Yeah, this question is a great example of a self-selecting population. Nobody's going to be answering you here with "I leave one of those 'here's a tip, get a real job' cards"!
posted by Jobst at 1:10 PM on June 4, 2021


I think another relevant question is if folks are tipping for a wider range of businesses too. Just today I tipped when I picked up donuts, something I didn't really do pre-pandemic.
posted by FJT at 3:31 PM on June 4, 2021 [1 favorite]

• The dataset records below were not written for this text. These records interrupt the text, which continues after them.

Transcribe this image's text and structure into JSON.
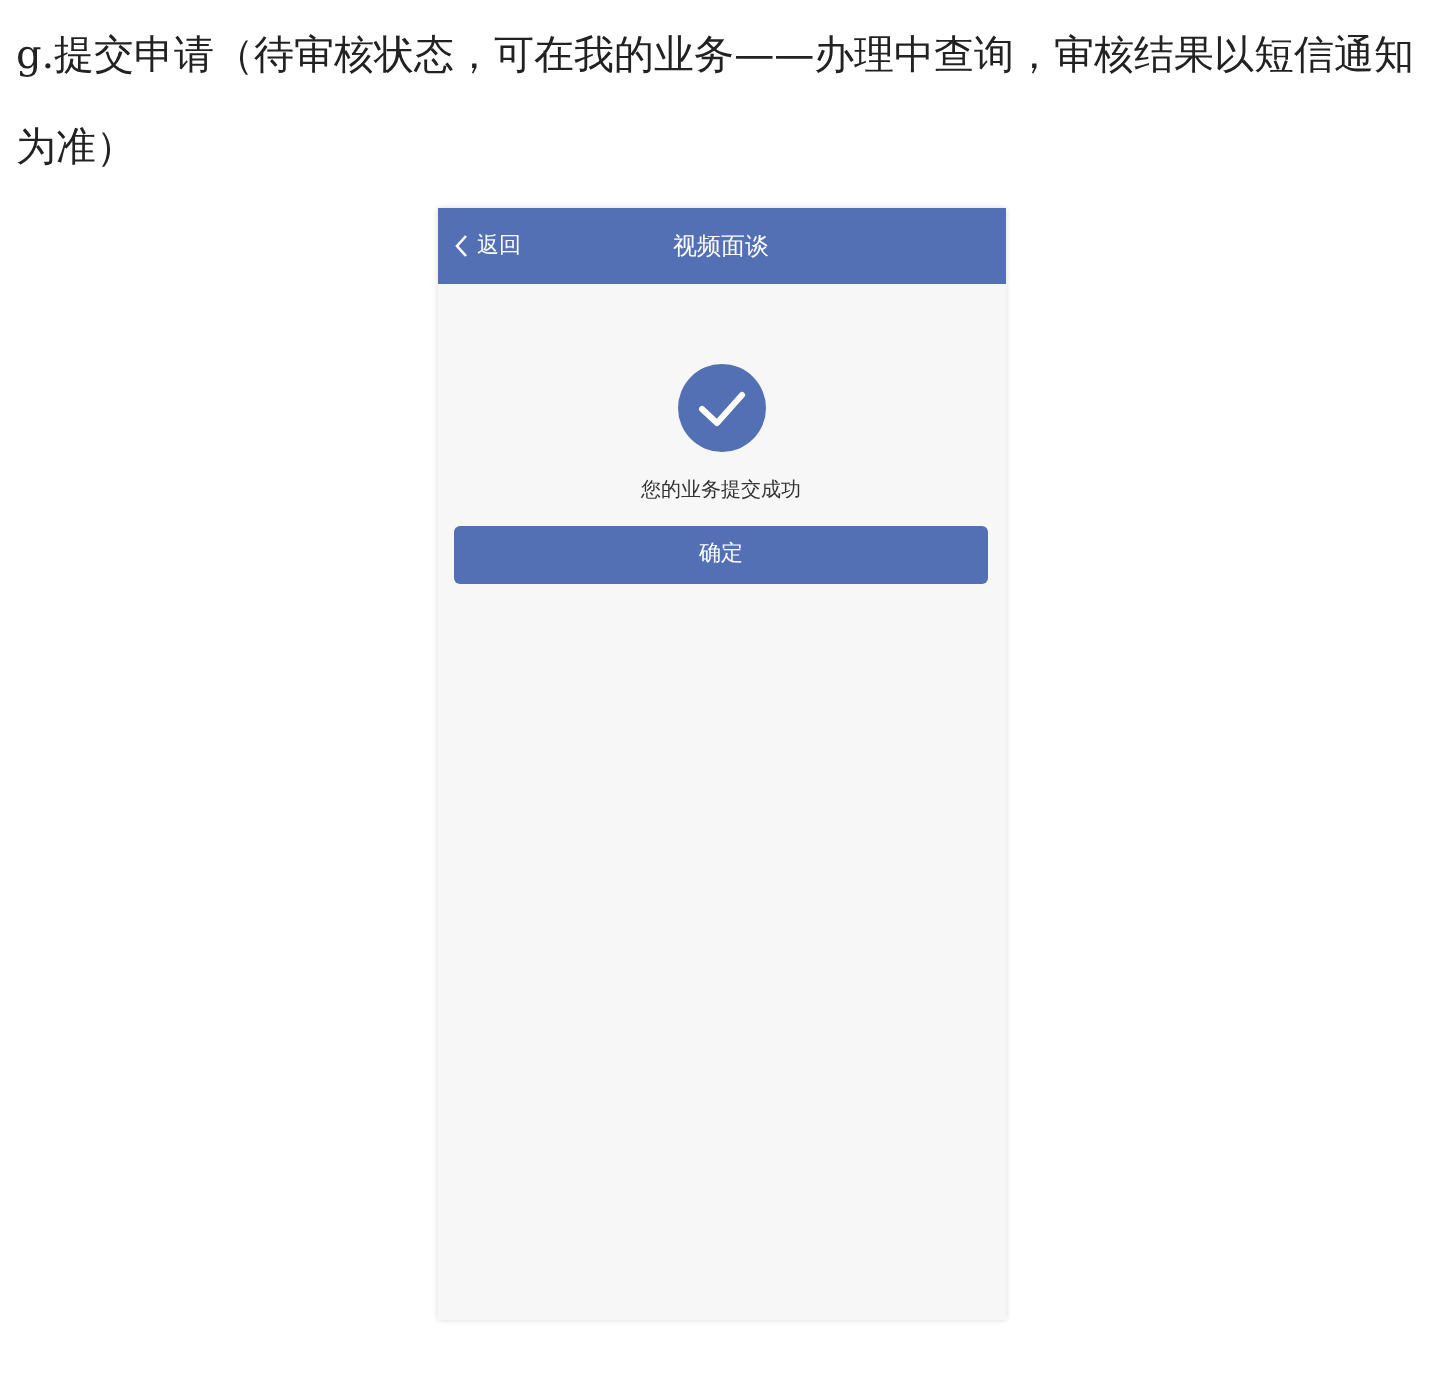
{
  "caption": "g.提交申请（待审核状态，可在我的业务——办理中查询，审核结果以短信通知为准）",
  "phone": {
    "header": {
      "back": "返回",
      "title": "视频面谈"
    },
    "message": "您的业务提交成功",
    "button": "确定"
  }
}
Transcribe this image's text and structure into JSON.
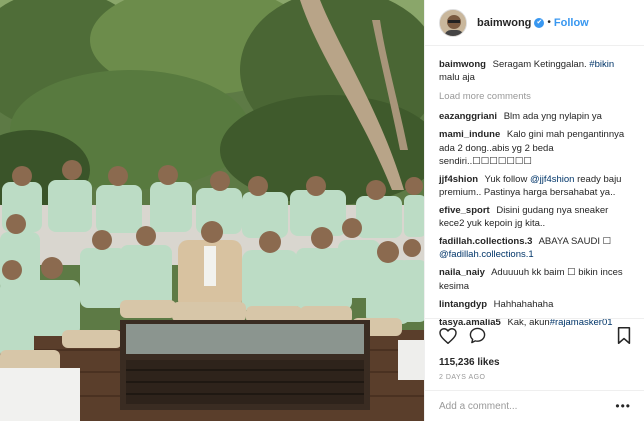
{
  "post": {
    "username": "baimwong",
    "verified_glyph": "✔",
    "separator": "•",
    "follow_label": "Follow",
    "load_more": "Load more comments",
    "caption": {
      "user": "baimwong",
      "text_before": "Seragam Ketinggalan.",
      "hashtag": "#bikin",
      "text_after": "malu aja"
    },
    "comments": [
      {
        "user": "eazanggriani",
        "text": "Blm ada yng nylapin ya"
      },
      {
        "user": "mami_indune",
        "text": "Kalo gini mah pengantinnya ada 2 dong..abis yg 2 beda sendiri..☐☐☐☐☐☐☐"
      },
      {
        "user": "jjf4shion",
        "text_before": "Yuk follow",
        "mention": "@jjf4shion",
        "text_after": "ready baju premium.. Pastinya harga bersahabat ya.."
      },
      {
        "user": "efive_sport",
        "text": "Disini gudang nya sneaker kece2 yuk kepoin jg kita.."
      },
      {
        "user": "fadillah.collections.3",
        "text_before": "ABAYA SAUDI ☐",
        "mention": "@fadillah.collections.1",
        "text_after": ""
      },
      {
        "user": "naila_naiy",
        "text": "Aduuuuh kk baim ☐ bikin inces kesima"
      },
      {
        "user": "lintangdyp",
        "text": "Hahhahahaha"
      },
      {
        "user": "tasya.amalia5",
        "text_before": "Kak, akun",
        "mention": "#rajamasker01",
        "text_after": ""
      }
    ],
    "likes": "115,236 likes",
    "time": "2 DAYS AGO",
    "add_comment_placeholder": "Add a comment...",
    "more_glyph": "•••"
  },
  "icons": {
    "like": "heart-icon",
    "comment": "comment-bubble-icon",
    "save": "bookmark-icon",
    "verified": "verified-badge-icon"
  },
  "colors": {
    "accent": "#3897f0",
    "text": "#262626",
    "muted": "#999999",
    "link": "#003569",
    "shirt": "#bcdcc5"
  }
}
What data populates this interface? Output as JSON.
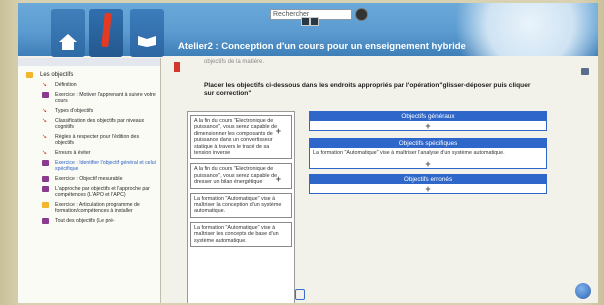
{
  "header": {
    "search_value": "Rechercher",
    "title": "Atelier2 : Conception d'un cours pour un enseignement hybride"
  },
  "sidebar": {
    "items": [
      {
        "label": "Les objectifs",
        "icon": "folder-icon",
        "root": true
      },
      {
        "label": "Définition",
        "icon": "arrow-icon"
      },
      {
        "label": "Exercice : Motiver l'apprenant à suivre votre cours",
        "icon": "exercise-icon"
      },
      {
        "label": "Types d'objectifs",
        "icon": "arrow-icon"
      },
      {
        "label": "Classification des objectifs par niveaux cognitifs",
        "icon": "arrow-icon"
      },
      {
        "label": "Règles à respecter pour l'édition des objectifs",
        "icon": "arrow-icon"
      },
      {
        "label": "Erreurs à éviter",
        "icon": "arrow-icon"
      },
      {
        "label": "Exercice : Identifier l'objectif général et celui spécifique",
        "icon": "exercise-icon",
        "active": true
      },
      {
        "label": "Exercice : Objectif mesurable",
        "icon": "exercise-icon"
      },
      {
        "label": "L'approche par objectifs et l'approche par compétences (L'APO et l'APC)",
        "icon": "exercise-icon"
      },
      {
        "label": "Exercice : Articulation programme de formation/compétences à installer",
        "icon": "folder-icon"
      },
      {
        "label": "Tout des objectifs (Le pré-",
        "icon": "exercise-icon"
      }
    ]
  },
  "main": {
    "faded_text": "objectifs de la matière.",
    "instruction": "Placer les objectifs ci-dessous dans les endroits appropriés par l'opération\"glisser-déposer puis cliquer sur correction\"",
    "drag_items": [
      "A la fin du cours \"Electronique de puissance\", vous serez capable de dimensionner les composants de puissance dans un convertisseur statique à travers le tracé de sa tension inverse",
      "A la fin du cours \"Electronique de puissance\", vous serez capable de dresser un bilan énergétique",
      "La formation \"Automatique\" vise à maîtriser la conception d'un système automatique.",
      "La formation \"Automatique\" vise à maîtriser les concepts de base d'un système automatique."
    ],
    "zones": [
      {
        "title": "Objectifs généraux",
        "items": []
      },
      {
        "title": "Objectifs spécifiques",
        "items": [
          "La formation \"Automatique\" vise à maîtriser l'analyse d'un système automatique."
        ]
      },
      {
        "title": "Objectifs erronés",
        "items": []
      }
    ],
    "add_glyph": "+"
  },
  "colors": {
    "header": "#5b9bd0",
    "zone_accent": "#2e67c9",
    "link_active": "#2d5fc4"
  }
}
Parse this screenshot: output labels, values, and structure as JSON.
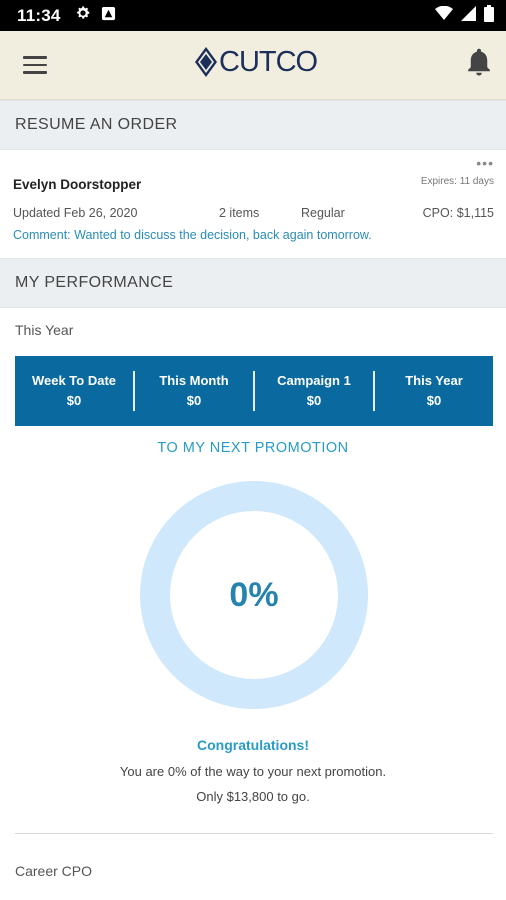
{
  "status_bar": {
    "time": "11:34",
    "left_icons": [
      "gear-icon",
      "notification-app-icon"
    ],
    "right_icons": [
      "wifi-icon",
      "cell-signal-icon",
      "battery-icon"
    ]
  },
  "app_bar": {
    "logo_text": "CUTCO",
    "menu_icon": "hamburger-menu-icon",
    "notification_icon": "bell-icon",
    "background_color": "#f1eddf"
  },
  "resume_order": {
    "header": "RESUME AN ORDER",
    "order": {
      "customer_name": "Evelyn Doorstopper",
      "expires": "Expires: 11 days",
      "updated": "Updated Feb 26, 2020",
      "items": "2 items",
      "type": "Regular",
      "cpo": "CPO: $1,115",
      "comment": "Comment: Wanted to discuss the decision, back again tomorrow.",
      "more_icon": "more-horizontal-icon"
    }
  },
  "performance": {
    "header": "MY PERFORMANCE",
    "period_label": "This Year",
    "stats": [
      {
        "label": "Week To Date",
        "value": "$0"
      },
      {
        "label": "This Month",
        "value": "$0"
      },
      {
        "label": "Campaign 1",
        "value": "$0"
      },
      {
        "label": "This Year",
        "value": "$0"
      }
    ],
    "stats_color": "#0a6aa0",
    "promotion": {
      "link_label": "TO MY NEXT PROMOTION",
      "progress_percent": 0,
      "progress_label": "0%",
      "congrats": "Congratulations!",
      "line1": "You are 0% of the way to your next promotion.",
      "line2": "Only $13,800 to go.",
      "ring_color": "#cfe8fb",
      "accent_color": "#2a9bc6"
    },
    "career_label": "Career CPO"
  }
}
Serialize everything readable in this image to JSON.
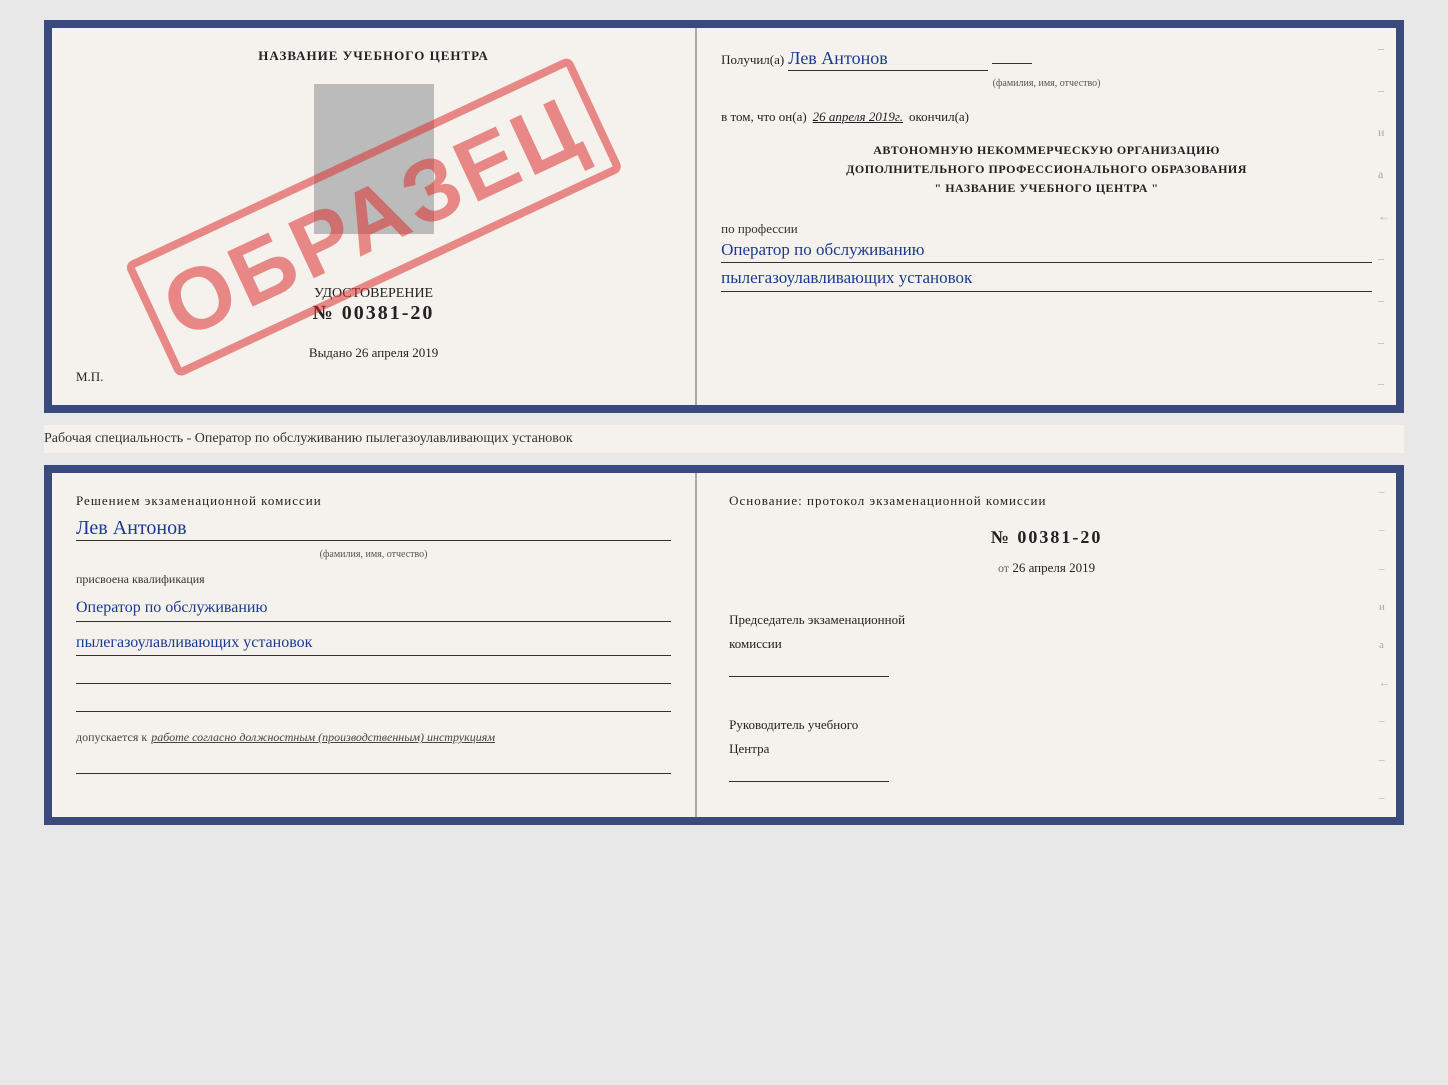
{
  "page": {
    "background": "#e8e8e8"
  },
  "top_cert": {
    "left": {
      "title": "НАЗВАНИЕ УЧЕБНОГО ЦЕНТРА",
      "watermark": "ОБРАЗЕЦ",
      "doc_label": "УДОСТОВЕРЕНИЕ",
      "doc_number": "№ 00381-20",
      "issued_label": "Выдано",
      "issued_date": "26 апреля 2019",
      "mp_label": "М.П."
    },
    "right": {
      "received_label": "Получил(а)",
      "received_name": "Лев Антонов",
      "fio_subtitle": "(фамилия, имя, отчество)",
      "completed_prefix": "в том, что он(а)",
      "completed_date": "26 апреля 2019г.",
      "completed_suffix": "окончил(а)",
      "org_line1": "АВТОНОМНУЮ НЕКОММЕРЧЕСКУЮ ОРГАНИЗАЦИЮ",
      "org_line2": "ДОПОЛНИТЕЛЬНОГО ПРОФЕССИОНАЛЬНОГО ОБРАЗОВАНИЯ",
      "org_line3": "\"   НАЗВАНИЕ УЧЕБНОГО ЦЕНТРА   \"",
      "profession_label": "по профессии",
      "profession_line1": "Оператор по обслуживанию",
      "profession_line2": "пылегазоулавливающих установок"
    }
  },
  "middle": {
    "text": "Рабочая специальность - Оператор по обслуживанию пылегазоулавливающих установок"
  },
  "bottom_cert": {
    "left": {
      "decision_label": "Решением экзаменационной комиссии",
      "person_name": "Лев Антонов",
      "fio_subtitle": "(фамилия, имя, отчество)",
      "qualification_label": "присвоена квалификация",
      "qualification_line1": "Оператор по обслуживанию",
      "qualification_line2": "пылегазоулавливающих установок",
      "permission_prefix": "допускается к",
      "permission_text": "работе согласно должностным (производственным) инструкциям"
    },
    "right": {
      "basis_label": "Основание: протокол экзаменационной комиссии",
      "protocol_number": "№  00381-20",
      "protocol_date_prefix": "от",
      "protocol_date": "26 апреля 2019",
      "chairman_label": "Председатель экзаменационной",
      "chairman_label2": "комиссии",
      "head_label": "Руководитель учебного",
      "head_label2": "Центра"
    }
  }
}
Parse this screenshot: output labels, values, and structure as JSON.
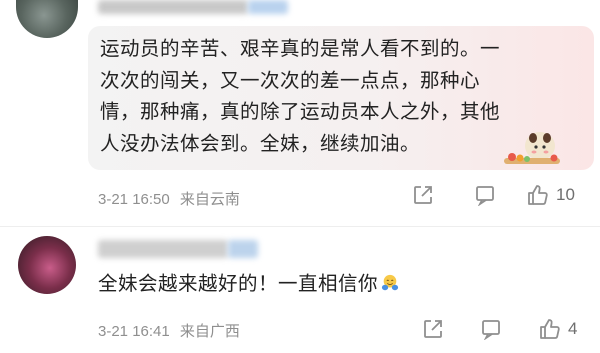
{
  "comments": [
    {
      "text_lines": [
        "运动员的辛苦、艰辛真的是常人看不到的。一",
        "次次的闯关，又一次次的差一点点，那种心",
        "情，那种痛，真的除了运动员本人之外，其他",
        "人没办法体会到。全妹，继续加油。"
      ],
      "time": "3-21 16:50",
      "source": "来自云南",
      "likes": "10",
      "share_icon": "share-icon",
      "reply_icon": "comment-icon",
      "like_icon": "thumbs-up-icon"
    },
    {
      "text": "全妹会越来越好的！一直相信你",
      "emoji": "hugging-face-emoji",
      "time": "3-21 16:41",
      "source": "来自广西",
      "likes": "4",
      "share_icon": "share-icon",
      "reply_icon": "comment-icon",
      "like_icon": "thumbs-up-icon"
    }
  ],
  "colors": {
    "meta": "#8f8f8f",
    "bubble_start": "#f3f3f3",
    "bubble_end": "#fbe6e6"
  }
}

Mind blown from Australia that you guys tip if you pick up take out. It would never have occurred to me that was a tipping occasion.
Tips here are probably well down, I think, but I don’t work in hospitality, because cash is used less, and a lot of my tips to bar staff, taxis or cafe counter staff are rounding up to the nearest dollar or five..
I will tip a delivery person, and tip for very good table service. But 5% or 10% is a sizeable tip.
posted by bystander at 5:18 AM on June 5, 2021


I'm going out way less, like twice since I got vaccinated all the way back in January. So I just don't think of these events as just eating out - these feel like proper occasions. The local Polish food joint was great and a true treat, but the chain out in exurbs? Just a garbage experience, why spend the cash for something I'm not enjoying?

Essentially, I don't have enough money to buy out of my feelings, so even if I tip more I have basically stopped eating out.